Умру, чтобы воскреснуть на заре:
Её хлебнуть трепещущими жабрами
И раствориться в жидком янтаре
Восхода, раззадоренного зарева,
Которого никто не опроверг…
Лежу в саду с закрытыми глазами.
Читаю звёзды по изнанке век.
«Я иду по проспекту, мой Питер совсем погас…»
Я иду по проспекту, мой Питер совсем погас.
Как Пегас, углекислый газ в темноту – из губ.
Над каналом алеет калиной накровный Спас,
Он мозаично ряб и межзвёзден, что Божий глас
Или радостный вальс из глубин оркестровых труб.
В филармонии где-то клонируют гиперзвук,
От дневной оживает обыденности Эрмитаж.
На Руси минус энное – градусов, птиц – на юг:
Милый друг, это «вдруг» – обессмерченный временем круг,
Неизбывный, как смена сезонов и мой этаж.
Бунт
Город проснулся и вяло курил, выворотив роток. Городу холодно: бедный, продрог, верно, до костяка. По капиллярам хрустящих дорог жиденький кривоток сонного транспорта утро торил первостью марш-броска. Город спросонья трубил хрипотком: «Боже, какая рань!» Гордый, он тщетно таращился ввысь, милости не прося: скоро народа роящийся ком тошно забьёт гортань; месивом будет на улицах выть, тесный, как рыбий косяк. Будет народ подниматься волной с тонким амбре гнильцы; жадно гудеть, точно дьявольский рой: улей – да иже в нём. Бурно загрохает бранная дробь, дружное: «Все подлецы!»
Город похож на огромный гроб. Люд погребён живьём.
Солнце плеснуло свет, как елей, греть не желая рать. В сердце столичное целит лучи тысячей смертных жал. Город был грешен, как всё на земле: начал паниковать;
Волею тысячи первопричин голос его дрожал. Вот уже впрямь из-под чёрных забрал стали блажить в толпе, всякий желал – да побольше! – добра и потому хрипел. Самый поток непрерывно орал в пёструю светотень. Всех обличая – от древних пра до нерождённых детей. Буйно разил, продолжая стращать, люд городскую суть, как перегаром разит перебор, вымученно плакуч. Это безумие можно понять было бы как-нибудь: хочется золота: если не гор, то уж как минимум куч.
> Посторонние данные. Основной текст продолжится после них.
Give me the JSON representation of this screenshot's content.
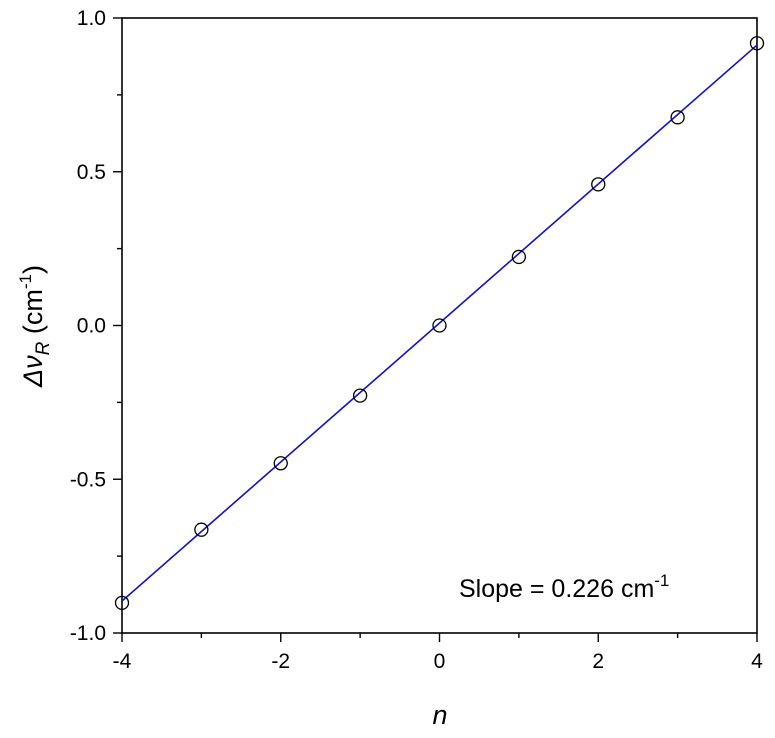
{
  "chart_data": {
    "type": "scatter",
    "xlabel": "n",
    "ylabel": {
      "symbol": "Δν",
      "subscript": "R",
      "unit_prefix": " (cm",
      "unit_superscript": "-1",
      "unit_suffix": ")"
    },
    "xlim": [
      -4,
      4
    ],
    "ylim": [
      -1.0,
      1.0
    ],
    "x_ticks": [
      {
        "value": -4,
        "label": "-4"
      },
      {
        "value": -2,
        "label": "-2"
      },
      {
        "value": 0,
        "label": "0"
      },
      {
        "value": 2,
        "label": "2"
      },
      {
        "value": 4,
        "label": "4"
      }
    ],
    "x_minor_ticks": [
      -3,
      -1,
      1,
      3
    ],
    "y_ticks": [
      {
        "value": -1.0,
        "label": "-1.0"
      },
      {
        "value": -0.5,
        "label": "-0.5"
      },
      {
        "value": 0.0,
        "label": "0.0"
      },
      {
        "value": 0.5,
        "label": "0.5"
      },
      {
        "value": 1.0,
        "label": "1.0"
      }
    ],
    "y_minor_ticks": [
      -0.75,
      -0.25,
      0.25,
      0.75
    ],
    "grid": false,
    "series": [
      {
        "kind": "points",
        "marker": "open-circle",
        "color": "#000000",
        "x": [
          -4,
          -3,
          -2,
          -1,
          0,
          1,
          2,
          3,
          4
        ],
        "y": [
          -0.902,
          -0.664,
          -0.448,
          -0.228,
          0.0,
          0.223,
          0.459,
          0.677,
          0.918
        ]
      },
      {
        "kind": "fit-line",
        "color": "#1010c8",
        "x": [
          -4,
          4
        ],
        "y": [
          -0.896,
          0.912
        ]
      }
    ],
    "annotation": {
      "prefix": "Slope = 0.226 cm",
      "superscript": "-1"
    }
  }
}
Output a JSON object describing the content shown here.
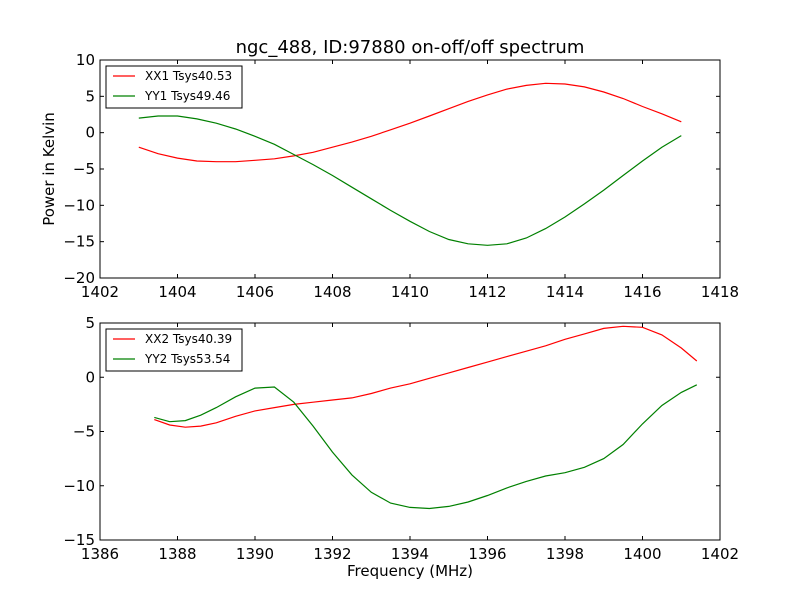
{
  "chart_data": [
    {
      "type": "line",
      "title": "ngc_488, ID:97880 on-off/off spectrum",
      "xlabel": "",
      "ylabel": "Power in Kelvin",
      "xlim": [
        1402,
        1418
      ],
      "ylim": [
        -20,
        10
      ],
      "xticks": [
        1402,
        1404,
        1406,
        1408,
        1410,
        1412,
        1414,
        1416,
        1418
      ],
      "yticks": [
        -20,
        -15,
        -10,
        -5,
        0,
        5,
        10
      ],
      "grid": false,
      "legend_position": "top-left",
      "series": [
        {
          "name": "XX1 Tsys40.53",
          "color": "#ff0000",
          "x": [
            1403,
            1403.5,
            1404,
            1404.5,
            1405,
            1405.5,
            1406,
            1406.5,
            1407,
            1407.5,
            1408,
            1408.5,
            1409,
            1409.5,
            1410,
            1410.5,
            1411,
            1411.5,
            1412,
            1412.5,
            1413,
            1413.5,
            1414,
            1414.5,
            1415,
            1415.5,
            1416,
            1416.5,
            1417
          ],
          "y": [
            -2.0,
            -2.9,
            -3.5,
            -3.9,
            -4.0,
            -4.0,
            -3.8,
            -3.6,
            -3.2,
            -2.7,
            -2.0,
            -1.3,
            -0.5,
            0.4,
            1.3,
            2.3,
            3.3,
            4.3,
            5.2,
            6.0,
            6.5,
            6.8,
            6.7,
            6.3,
            5.6,
            4.7,
            3.6,
            2.6,
            1.5
          ]
        },
        {
          "name": "YY1 Tsys49.46",
          "color": "#008000",
          "x": [
            1403,
            1403.5,
            1404,
            1404.5,
            1405,
            1405.5,
            1406,
            1406.5,
            1407,
            1407.5,
            1408,
            1408.5,
            1409,
            1409.5,
            1410,
            1410.5,
            1411,
            1411.5,
            1412,
            1412.5,
            1413,
            1413.5,
            1414,
            1414.5,
            1415,
            1415.5,
            1416,
            1416.5,
            1417
          ],
          "y": [
            2.0,
            2.3,
            2.3,
            1.9,
            1.3,
            0.5,
            -0.5,
            -1.6,
            -3.0,
            -4.4,
            -5.9,
            -7.5,
            -9.1,
            -10.7,
            -12.2,
            -13.6,
            -14.7,
            -15.3,
            -15.5,
            -15.3,
            -14.5,
            -13.2,
            -11.6,
            -9.8,
            -7.9,
            -5.9,
            -3.9,
            -2.0,
            -0.4
          ]
        }
      ]
    },
    {
      "type": "line",
      "title": "",
      "xlabel": "Frequency (MHz)",
      "ylabel": "",
      "xlim": [
        1386,
        1402
      ],
      "ylim": [
        -15,
        5
      ],
      "xticks": [
        1386,
        1388,
        1390,
        1392,
        1394,
        1396,
        1398,
        1400,
        1402
      ],
      "yticks": [
        -15,
        -10,
        -5,
        0,
        5
      ],
      "grid": false,
      "legend_position": "top-left",
      "series": [
        {
          "name": "XX2 Tsys40.39",
          "color": "#ff0000",
          "x": [
            1387.4,
            1387.8,
            1388.2,
            1388.6,
            1389,
            1389.5,
            1390,
            1390.5,
            1391,
            1391.5,
            1392,
            1392.5,
            1393,
            1393.5,
            1394,
            1394.5,
            1395,
            1395.5,
            1396,
            1396.5,
            1397,
            1397.5,
            1398,
            1398.5,
            1399,
            1399.5,
            1400,
            1400.5,
            1401,
            1401.4
          ],
          "y": [
            -3.9,
            -4.4,
            -4.6,
            -4.5,
            -4.2,
            -3.6,
            -3.1,
            -2.8,
            -2.5,
            -2.3,
            -2.1,
            -1.9,
            -1.5,
            -1.0,
            -0.6,
            -0.1,
            0.4,
            0.9,
            1.4,
            1.9,
            2.4,
            2.9,
            3.5,
            4.0,
            4.5,
            4.7,
            4.6,
            3.9,
            2.7,
            1.5
          ]
        },
        {
          "name": "YY2 Tsys53.54",
          "color": "#008000",
          "x": [
            1387.4,
            1387.8,
            1388.2,
            1388.6,
            1389,
            1389.5,
            1390,
            1390.5,
            1391,
            1391.5,
            1392,
            1392.5,
            1393,
            1393.5,
            1394,
            1394.5,
            1395,
            1395.5,
            1396,
            1396.5,
            1397,
            1397.5,
            1398,
            1398.5,
            1399,
            1399.5,
            1400,
            1400.5,
            1401,
            1401.4
          ],
          "y": [
            -3.7,
            -4.1,
            -4.0,
            -3.5,
            -2.8,
            -1.8,
            -1.0,
            -0.9,
            -2.3,
            -4.5,
            -6.9,
            -9.0,
            -10.6,
            -11.6,
            -12.0,
            -12.1,
            -11.9,
            -11.5,
            -10.9,
            -10.2,
            -9.6,
            -9.1,
            -8.8,
            -8.3,
            -7.5,
            -6.2,
            -4.3,
            -2.6,
            -1.4,
            -0.7
          ]
        }
      ]
    }
  ]
}
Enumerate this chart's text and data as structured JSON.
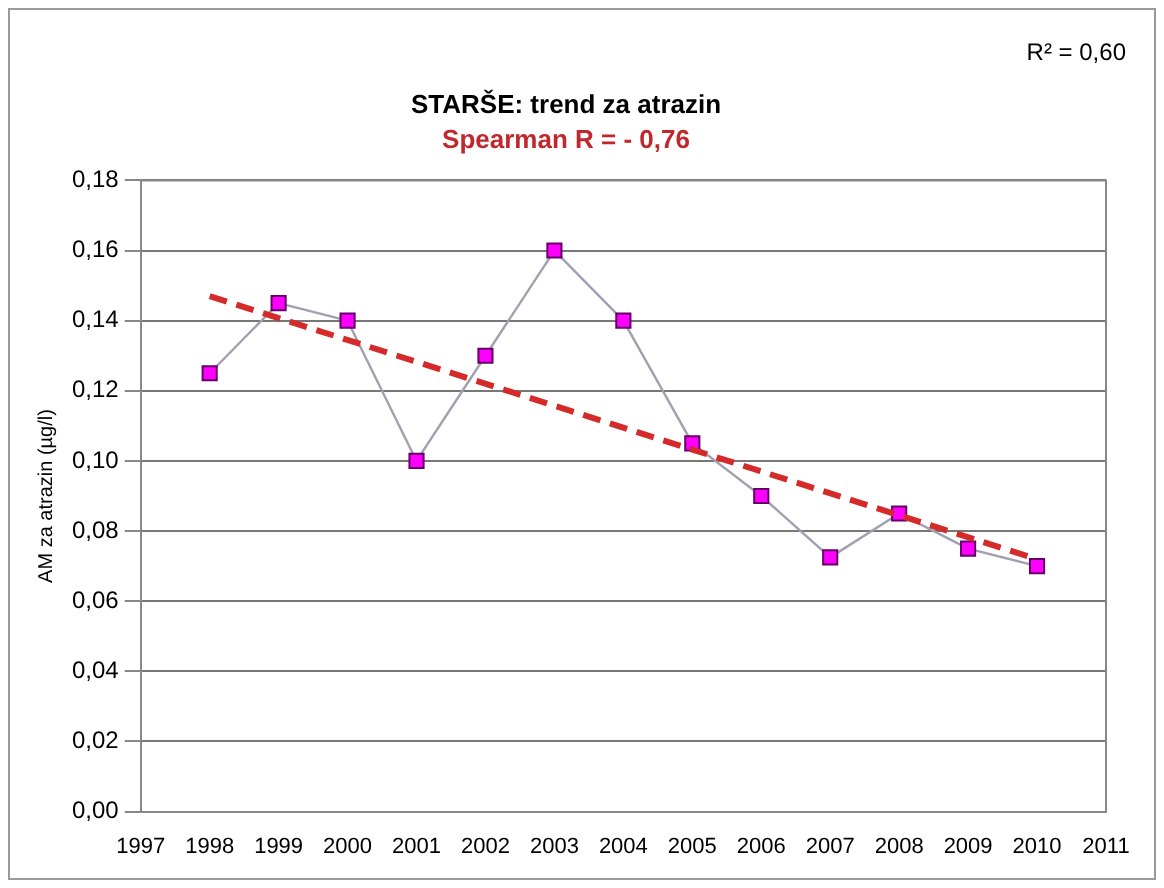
{
  "chart_data": {
    "type": "line",
    "title": "STARŠE: trend za atrazin",
    "subtitle": "Spearman R = - 0,76",
    "ylabel": "AM za atrazin (µg/l)",
    "annotations": [
      "R² = 0,60"
    ],
    "series": [
      {
        "type": "line",
        "color": "#ff00ff",
        "x": [
          1998,
          1999,
          2000,
          2001,
          2002,
          2003,
          2004,
          2005,
          2006,
          2007,
          2008,
          2009,
          2010
        ],
        "values": [
          0.125,
          0.145,
          0.14,
          0.1,
          0.13,
          0.16,
          0.14,
          0.105,
          0.09,
          0.0725,
          0.085,
          0.075,
          0.07
        ],
        "marker": "square",
        "line_style": "solid"
      },
      {
        "type": "line",
        "color": "#d42a2a",
        "x": [
          1998,
          2010
        ],
        "values": [
          0.147,
          0.072
        ],
        "marker": "none",
        "line_style": "dashed"
      }
    ],
    "xlim": [
      1997,
      2011
    ],
    "xticks": [
      1997,
      1998,
      1999,
      2000,
      2001,
      2002,
      2003,
      2004,
      2005,
      2006,
      2007,
      2008,
      2009,
      2010,
      2011
    ],
    "ylim": [
      0,
      0.18
    ],
    "yticks": [
      {
        "value": 0,
        "label": "0,00"
      },
      {
        "value": 0.02,
        "label": "0,02"
      },
      {
        "value": 0.04,
        "label": "0,04"
      },
      {
        "value": 0.06,
        "label": "0,06"
      },
      {
        "value": 0.08,
        "label": "0,08"
      },
      {
        "value": 0.1,
        "label": "0,10"
      },
      {
        "value": 0.12,
        "label": "0,12"
      },
      {
        "value": 0.14,
        "label": "0,14"
      },
      {
        "value": 0.16,
        "label": "0,16"
      },
      {
        "value": 0.18,
        "label": "0,18"
      }
    ],
    "grid": "y",
    "legend": false
  }
}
Только не видели корня идей жертвы живой толпы: золото есть продолжение зол, есть порожденье зла. Город мутило от массы людей. Люди были слепы. Плыли по-рыбьи на низменный зов, коим корысть звала. И, разливаясь, дурная напасть всюду всплывала вверх; и, разгораясь, народная голь всё обращала в прах: голь упрекала никчёмную власть и продавцов утех и, не смирея, винила глагол в самых смертельных грехах. Если бы кто-нибудь по тормозам в этот ударил день! Если бы кто-нибудь только вскричал: «Люди! Начнем с себя!..»
Этого некому было сказать. Горло своё теребя,
Город давился началом начал конченых всех идей.
Гитарная прелюдия
На гитаре впервые – взрезало неожиданно,
С милосердием скальпеля с пальцев силу скобля.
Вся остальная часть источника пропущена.